I didn’t step back. I took a breath, trying to take him in. I wanted to feel it. But he stopped himself. He came so close to me that I could’ve kissed him, but then Matt yelled, so the whole hallway could hear, “Luke Morris is a faggot!” And even though I could’ve puckered my lips, I was too busy watching his quiver.

The bell rang, and Mr Dawson appeared at his classroom door, ushering us in. Matt was smiling wider than his future beer belly.

Mr Dawson started class by reading aloud, but no one was paying attention. No one even knew what he was reading. Everyone was tweeting under their desks. Matt was already trying to trend “#LuJu.”

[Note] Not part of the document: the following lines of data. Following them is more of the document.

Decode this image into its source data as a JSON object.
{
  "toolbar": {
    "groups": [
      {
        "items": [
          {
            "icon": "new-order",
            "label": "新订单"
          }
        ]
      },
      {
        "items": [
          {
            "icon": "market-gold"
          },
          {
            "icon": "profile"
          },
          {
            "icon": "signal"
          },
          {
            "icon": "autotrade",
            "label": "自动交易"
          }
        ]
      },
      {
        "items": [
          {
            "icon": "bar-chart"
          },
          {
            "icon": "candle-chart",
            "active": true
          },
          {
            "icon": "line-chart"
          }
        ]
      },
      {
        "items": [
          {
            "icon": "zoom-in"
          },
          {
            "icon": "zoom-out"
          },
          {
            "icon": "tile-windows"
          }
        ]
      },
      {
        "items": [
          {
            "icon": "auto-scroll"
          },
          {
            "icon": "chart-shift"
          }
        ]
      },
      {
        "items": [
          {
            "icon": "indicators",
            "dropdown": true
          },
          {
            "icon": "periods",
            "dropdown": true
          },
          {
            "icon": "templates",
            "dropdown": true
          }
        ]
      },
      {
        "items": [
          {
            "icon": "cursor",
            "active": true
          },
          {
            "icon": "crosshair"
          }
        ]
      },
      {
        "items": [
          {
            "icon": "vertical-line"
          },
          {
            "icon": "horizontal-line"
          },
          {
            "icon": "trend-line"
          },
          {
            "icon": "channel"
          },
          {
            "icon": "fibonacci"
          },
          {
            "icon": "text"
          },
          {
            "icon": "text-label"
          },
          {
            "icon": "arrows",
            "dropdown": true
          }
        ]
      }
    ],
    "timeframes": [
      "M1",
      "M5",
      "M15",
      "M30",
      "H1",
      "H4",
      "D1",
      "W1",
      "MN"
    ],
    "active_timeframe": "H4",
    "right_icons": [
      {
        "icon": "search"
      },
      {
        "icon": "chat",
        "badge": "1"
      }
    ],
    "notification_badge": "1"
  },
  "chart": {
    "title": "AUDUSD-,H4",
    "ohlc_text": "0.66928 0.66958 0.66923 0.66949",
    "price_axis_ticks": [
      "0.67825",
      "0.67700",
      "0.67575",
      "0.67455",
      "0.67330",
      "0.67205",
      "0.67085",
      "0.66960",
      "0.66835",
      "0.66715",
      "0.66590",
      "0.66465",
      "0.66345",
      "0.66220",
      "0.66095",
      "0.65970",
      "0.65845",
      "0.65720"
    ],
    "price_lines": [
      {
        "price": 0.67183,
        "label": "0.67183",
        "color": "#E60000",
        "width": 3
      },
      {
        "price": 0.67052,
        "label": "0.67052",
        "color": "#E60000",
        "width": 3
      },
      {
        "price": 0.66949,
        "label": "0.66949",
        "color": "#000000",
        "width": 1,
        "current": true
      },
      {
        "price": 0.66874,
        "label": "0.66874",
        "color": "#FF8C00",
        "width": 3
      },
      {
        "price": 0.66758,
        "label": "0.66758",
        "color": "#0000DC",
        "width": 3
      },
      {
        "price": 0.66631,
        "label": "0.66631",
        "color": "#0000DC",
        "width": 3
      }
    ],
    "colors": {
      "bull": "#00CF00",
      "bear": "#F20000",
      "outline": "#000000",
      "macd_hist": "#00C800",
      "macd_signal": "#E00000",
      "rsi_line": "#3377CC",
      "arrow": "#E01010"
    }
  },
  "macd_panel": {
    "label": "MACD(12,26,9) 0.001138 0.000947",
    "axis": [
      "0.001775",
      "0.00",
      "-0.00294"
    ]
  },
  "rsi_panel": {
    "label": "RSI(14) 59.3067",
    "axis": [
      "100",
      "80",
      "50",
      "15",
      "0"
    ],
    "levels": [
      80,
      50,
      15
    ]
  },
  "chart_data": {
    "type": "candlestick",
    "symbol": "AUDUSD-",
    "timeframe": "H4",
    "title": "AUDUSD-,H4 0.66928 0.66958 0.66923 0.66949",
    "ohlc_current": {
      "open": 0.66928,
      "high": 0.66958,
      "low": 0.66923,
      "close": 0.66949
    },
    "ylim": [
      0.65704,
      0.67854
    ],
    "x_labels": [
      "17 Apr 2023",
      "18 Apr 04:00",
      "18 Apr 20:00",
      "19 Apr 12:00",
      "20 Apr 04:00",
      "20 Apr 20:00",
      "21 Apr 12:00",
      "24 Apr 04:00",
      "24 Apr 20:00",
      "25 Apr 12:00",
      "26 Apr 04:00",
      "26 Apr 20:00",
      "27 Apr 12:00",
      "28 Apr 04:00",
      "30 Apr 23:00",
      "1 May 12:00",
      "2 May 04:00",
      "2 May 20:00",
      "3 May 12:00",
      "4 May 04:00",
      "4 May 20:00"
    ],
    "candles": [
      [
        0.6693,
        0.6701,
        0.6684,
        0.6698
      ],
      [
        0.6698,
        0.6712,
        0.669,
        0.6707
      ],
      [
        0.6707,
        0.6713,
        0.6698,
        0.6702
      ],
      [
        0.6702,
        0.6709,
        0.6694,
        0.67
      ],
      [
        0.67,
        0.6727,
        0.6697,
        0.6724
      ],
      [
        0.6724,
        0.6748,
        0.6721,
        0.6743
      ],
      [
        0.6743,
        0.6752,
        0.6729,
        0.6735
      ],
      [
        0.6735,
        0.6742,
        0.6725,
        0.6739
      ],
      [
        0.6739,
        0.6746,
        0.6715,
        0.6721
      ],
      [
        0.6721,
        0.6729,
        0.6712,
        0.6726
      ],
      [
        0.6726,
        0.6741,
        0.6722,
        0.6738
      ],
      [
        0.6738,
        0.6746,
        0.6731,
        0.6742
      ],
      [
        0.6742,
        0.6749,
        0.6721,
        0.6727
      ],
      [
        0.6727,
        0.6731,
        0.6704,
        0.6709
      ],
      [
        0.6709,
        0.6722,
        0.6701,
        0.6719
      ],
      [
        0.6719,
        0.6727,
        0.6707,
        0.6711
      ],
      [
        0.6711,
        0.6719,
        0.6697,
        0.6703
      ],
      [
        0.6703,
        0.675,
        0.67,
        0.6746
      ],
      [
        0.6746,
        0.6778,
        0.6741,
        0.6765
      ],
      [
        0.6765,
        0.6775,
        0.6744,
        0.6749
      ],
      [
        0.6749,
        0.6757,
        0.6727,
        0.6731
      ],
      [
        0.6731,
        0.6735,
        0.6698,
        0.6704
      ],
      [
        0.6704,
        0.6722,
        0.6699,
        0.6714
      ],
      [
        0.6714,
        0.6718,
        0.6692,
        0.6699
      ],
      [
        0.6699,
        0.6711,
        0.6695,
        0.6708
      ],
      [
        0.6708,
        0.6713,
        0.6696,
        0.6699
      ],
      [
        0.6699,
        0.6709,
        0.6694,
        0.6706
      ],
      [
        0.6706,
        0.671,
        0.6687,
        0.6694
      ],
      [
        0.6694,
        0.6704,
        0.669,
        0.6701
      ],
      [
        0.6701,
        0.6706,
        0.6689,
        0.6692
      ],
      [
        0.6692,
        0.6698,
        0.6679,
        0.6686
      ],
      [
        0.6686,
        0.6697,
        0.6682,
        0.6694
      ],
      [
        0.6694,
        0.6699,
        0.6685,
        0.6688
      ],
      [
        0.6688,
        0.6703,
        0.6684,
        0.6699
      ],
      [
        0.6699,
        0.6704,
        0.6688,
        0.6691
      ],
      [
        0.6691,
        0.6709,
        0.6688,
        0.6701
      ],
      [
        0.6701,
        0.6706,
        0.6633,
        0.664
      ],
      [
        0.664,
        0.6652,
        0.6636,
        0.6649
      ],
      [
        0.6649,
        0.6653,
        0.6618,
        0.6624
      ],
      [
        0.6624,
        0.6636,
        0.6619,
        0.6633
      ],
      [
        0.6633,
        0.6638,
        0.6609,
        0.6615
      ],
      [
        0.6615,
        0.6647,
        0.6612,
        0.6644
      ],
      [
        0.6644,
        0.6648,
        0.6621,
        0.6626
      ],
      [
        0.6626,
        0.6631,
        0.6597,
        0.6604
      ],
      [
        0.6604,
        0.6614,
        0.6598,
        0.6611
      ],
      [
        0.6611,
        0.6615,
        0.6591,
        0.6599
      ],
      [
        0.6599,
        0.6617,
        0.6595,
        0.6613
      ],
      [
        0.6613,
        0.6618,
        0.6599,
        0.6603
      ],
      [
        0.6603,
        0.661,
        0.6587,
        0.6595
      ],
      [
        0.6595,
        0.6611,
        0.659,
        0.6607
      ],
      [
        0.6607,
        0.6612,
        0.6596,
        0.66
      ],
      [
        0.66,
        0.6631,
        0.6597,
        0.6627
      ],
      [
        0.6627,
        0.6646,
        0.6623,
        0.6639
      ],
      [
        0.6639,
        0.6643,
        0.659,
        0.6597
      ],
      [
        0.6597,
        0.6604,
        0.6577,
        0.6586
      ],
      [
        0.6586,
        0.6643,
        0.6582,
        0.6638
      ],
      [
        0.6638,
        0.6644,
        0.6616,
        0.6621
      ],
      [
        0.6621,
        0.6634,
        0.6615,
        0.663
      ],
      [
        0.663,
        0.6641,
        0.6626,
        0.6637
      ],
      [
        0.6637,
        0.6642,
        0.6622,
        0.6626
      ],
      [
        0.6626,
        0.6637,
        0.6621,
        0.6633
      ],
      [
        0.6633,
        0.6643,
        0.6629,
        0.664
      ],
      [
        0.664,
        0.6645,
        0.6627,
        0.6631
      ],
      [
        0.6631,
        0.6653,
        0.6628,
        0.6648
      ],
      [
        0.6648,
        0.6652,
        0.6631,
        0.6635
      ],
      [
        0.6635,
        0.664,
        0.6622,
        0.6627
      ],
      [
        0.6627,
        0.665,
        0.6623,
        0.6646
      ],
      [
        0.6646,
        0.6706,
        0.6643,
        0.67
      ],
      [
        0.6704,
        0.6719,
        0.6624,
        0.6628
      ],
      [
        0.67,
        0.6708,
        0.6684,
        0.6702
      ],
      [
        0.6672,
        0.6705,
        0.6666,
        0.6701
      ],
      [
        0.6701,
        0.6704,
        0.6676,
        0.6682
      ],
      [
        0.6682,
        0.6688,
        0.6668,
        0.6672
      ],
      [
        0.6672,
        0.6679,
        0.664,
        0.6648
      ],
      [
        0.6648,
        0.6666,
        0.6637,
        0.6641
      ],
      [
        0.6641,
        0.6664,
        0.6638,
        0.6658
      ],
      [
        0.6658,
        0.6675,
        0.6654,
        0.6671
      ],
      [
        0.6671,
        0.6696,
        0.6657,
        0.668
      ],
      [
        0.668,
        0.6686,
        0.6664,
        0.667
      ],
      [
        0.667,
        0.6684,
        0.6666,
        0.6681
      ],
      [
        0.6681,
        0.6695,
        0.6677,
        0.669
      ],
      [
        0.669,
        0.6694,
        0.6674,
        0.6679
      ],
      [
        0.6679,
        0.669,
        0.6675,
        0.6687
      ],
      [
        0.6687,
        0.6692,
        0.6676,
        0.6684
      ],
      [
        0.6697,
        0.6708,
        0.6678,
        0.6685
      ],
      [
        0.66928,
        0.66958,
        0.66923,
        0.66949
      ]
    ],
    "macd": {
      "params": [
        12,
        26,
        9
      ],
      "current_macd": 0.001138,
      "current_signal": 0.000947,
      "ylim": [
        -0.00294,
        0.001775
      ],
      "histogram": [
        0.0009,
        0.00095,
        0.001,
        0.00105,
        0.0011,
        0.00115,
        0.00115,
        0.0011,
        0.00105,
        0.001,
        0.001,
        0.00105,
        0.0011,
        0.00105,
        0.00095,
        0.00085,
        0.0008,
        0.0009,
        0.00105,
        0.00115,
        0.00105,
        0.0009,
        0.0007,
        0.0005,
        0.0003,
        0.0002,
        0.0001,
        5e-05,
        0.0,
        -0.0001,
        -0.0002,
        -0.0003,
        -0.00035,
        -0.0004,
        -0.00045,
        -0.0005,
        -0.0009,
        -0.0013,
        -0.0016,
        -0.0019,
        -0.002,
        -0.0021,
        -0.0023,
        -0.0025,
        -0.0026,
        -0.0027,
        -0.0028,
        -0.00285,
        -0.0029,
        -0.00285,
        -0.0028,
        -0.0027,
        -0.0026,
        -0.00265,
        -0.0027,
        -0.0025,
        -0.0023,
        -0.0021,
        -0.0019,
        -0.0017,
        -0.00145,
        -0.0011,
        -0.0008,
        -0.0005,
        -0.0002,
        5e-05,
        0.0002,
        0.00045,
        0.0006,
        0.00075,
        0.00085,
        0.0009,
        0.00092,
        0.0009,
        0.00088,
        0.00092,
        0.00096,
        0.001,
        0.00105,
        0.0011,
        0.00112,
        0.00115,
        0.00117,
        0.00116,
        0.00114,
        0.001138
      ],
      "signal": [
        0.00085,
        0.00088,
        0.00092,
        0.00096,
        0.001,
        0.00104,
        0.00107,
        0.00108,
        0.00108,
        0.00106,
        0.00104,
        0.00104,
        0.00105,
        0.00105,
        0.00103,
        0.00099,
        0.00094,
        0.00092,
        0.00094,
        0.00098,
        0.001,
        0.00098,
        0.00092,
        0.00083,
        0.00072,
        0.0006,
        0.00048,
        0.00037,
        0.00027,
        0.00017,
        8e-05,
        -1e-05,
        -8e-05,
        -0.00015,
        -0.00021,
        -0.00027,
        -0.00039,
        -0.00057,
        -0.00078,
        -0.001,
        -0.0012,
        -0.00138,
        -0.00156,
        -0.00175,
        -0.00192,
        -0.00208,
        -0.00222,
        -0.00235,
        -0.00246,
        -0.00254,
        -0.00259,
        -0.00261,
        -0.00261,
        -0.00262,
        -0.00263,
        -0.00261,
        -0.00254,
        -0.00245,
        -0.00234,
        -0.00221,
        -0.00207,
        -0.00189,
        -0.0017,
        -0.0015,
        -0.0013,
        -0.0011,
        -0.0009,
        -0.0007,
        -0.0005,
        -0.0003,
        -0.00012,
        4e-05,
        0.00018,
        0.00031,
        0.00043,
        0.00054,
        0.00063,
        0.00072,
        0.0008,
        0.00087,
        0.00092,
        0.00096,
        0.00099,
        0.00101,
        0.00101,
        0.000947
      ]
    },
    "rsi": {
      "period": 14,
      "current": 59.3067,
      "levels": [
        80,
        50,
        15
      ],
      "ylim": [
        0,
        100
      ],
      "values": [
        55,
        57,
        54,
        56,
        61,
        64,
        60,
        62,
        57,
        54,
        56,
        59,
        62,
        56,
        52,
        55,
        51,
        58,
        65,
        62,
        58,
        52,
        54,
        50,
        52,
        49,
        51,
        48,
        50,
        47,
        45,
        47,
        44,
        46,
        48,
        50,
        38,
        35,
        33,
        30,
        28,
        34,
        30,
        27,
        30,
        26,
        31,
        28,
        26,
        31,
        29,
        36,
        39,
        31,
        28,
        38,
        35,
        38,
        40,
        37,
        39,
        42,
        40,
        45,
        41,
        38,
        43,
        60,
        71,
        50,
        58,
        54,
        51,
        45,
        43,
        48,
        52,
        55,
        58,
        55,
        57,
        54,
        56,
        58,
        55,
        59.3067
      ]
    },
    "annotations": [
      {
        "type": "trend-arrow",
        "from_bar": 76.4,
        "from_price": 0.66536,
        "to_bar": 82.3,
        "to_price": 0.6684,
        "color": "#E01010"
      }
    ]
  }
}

Then Matt looked up from his phone, right at Luke, and started simulating a blow job, poking his tongue in his cheek. Madison made a show of sliding her desk as far away from Luke’s as possible. Mr Dawson stopped reading and glared at her when the desk squeaked against the floor. A few people burst out laughing as Matt exaggerated a gag. Mr Dawson looked like he was ready to throw the book at them, but he didn’t have a chance. Luke stood up, pushed over his desk, and stormed out of class. Madison screamed when the desk flipped and crashed to the floor, but you could tell she wasn’t scared, it was like she had planned it. Like she had fucked for the part and been cast for the way she screamed.